Kafra (كفرة), was a Palestinian Arab village located 10.5 kilometres north of Baysan. Built along both sides of the Wadi Kafra, the village had been known by this name since at least the time of the Crusades. It was depopulated by the Israel Defense Forces during the 1948 Palestine War on May 16, 1948.

==History==
Adolf Neubauer connected it with a place mentioned in the Talmud, called Kefra.

The archaeological discoveries in Kafra include a stele inscribed in Hebrew or Aramaic, with the name "Zebediah son of Zuzi," written using the Jewish script. Discovered near an unexcavated building, believed to a synagogue with a mosaic, the stele is currently housed in the Sturman Museum at Ein Harod.

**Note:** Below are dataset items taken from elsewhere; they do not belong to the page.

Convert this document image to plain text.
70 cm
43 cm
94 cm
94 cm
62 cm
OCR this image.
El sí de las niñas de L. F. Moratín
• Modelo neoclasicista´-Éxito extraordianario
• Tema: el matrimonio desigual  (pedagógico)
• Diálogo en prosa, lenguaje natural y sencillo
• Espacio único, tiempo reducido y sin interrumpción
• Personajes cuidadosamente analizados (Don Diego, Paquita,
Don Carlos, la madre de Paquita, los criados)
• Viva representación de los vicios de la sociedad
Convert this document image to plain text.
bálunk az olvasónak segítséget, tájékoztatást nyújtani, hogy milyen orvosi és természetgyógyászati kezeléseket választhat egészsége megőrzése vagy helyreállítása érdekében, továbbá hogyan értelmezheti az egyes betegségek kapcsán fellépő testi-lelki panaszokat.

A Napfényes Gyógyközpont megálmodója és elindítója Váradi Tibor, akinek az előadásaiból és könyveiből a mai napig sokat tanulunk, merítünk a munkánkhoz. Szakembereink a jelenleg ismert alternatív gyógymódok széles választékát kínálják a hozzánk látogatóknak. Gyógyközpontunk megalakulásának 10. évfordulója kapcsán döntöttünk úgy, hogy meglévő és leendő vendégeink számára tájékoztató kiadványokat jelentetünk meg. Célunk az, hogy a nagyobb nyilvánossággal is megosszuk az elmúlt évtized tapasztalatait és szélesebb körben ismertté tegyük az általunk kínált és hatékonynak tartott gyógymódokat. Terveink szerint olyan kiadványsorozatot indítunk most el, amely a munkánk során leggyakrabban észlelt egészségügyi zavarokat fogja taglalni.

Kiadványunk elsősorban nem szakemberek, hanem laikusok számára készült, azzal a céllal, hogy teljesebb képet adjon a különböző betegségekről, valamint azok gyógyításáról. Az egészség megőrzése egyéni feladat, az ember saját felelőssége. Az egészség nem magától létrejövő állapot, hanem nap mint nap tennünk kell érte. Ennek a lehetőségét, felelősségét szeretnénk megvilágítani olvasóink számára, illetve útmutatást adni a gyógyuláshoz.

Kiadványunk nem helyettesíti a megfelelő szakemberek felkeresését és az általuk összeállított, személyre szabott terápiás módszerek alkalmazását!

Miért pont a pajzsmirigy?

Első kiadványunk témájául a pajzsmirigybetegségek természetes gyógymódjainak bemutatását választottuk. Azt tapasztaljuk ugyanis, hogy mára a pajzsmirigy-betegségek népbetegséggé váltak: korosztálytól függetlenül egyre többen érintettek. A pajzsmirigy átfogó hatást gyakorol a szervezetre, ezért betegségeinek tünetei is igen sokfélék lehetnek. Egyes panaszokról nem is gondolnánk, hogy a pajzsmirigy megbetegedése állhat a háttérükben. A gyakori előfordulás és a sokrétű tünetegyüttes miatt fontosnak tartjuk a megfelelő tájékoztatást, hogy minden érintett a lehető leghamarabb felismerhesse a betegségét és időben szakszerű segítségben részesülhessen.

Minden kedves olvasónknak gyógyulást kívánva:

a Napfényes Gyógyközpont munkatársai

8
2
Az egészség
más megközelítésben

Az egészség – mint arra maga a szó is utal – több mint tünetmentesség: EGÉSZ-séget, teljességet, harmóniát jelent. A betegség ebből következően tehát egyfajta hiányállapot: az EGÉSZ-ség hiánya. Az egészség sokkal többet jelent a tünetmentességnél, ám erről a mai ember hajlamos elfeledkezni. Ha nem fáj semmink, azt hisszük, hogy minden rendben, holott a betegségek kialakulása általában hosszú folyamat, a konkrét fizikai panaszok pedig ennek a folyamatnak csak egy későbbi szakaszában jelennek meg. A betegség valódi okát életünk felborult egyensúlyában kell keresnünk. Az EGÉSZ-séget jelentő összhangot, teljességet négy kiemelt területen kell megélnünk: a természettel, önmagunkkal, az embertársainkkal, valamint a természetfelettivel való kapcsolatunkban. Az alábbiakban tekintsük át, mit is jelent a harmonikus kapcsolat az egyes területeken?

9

The Crusaders spelled it Cafra.

===Ottoman era===
In 1870/1871 (1288 AH), an Ottoman census listed the village in the nahiya (sub-district) of Shafa al-Shamali.

In 1875, Victor Guérin visited and found many basalt ruins, but the village itself was deserted.

In 1882, the PEF's Survey of Western Palestine described the village as being "a ruined village with traces of antiquity. Dr. Tristram mentions it as inhabited in 1866, and containing drafted masonry, but the ruins do not appear important."

===British mandate era===
In the 1922 census of Palestine, conducted by the Mandatory Palestine authorities, Kafra had a population of 273; all Muslims, increasing slightly in the 1931 census to 298; all Muslims except 1 Christian, in a total of 81 houses.

In the 1945 statistics, the population was 430 Muslims, with a total of 9,172 dunams of land. Of this, 36 dunams were for plantations and irrigated land, 7,284 for cereals, while 18 were built-up land.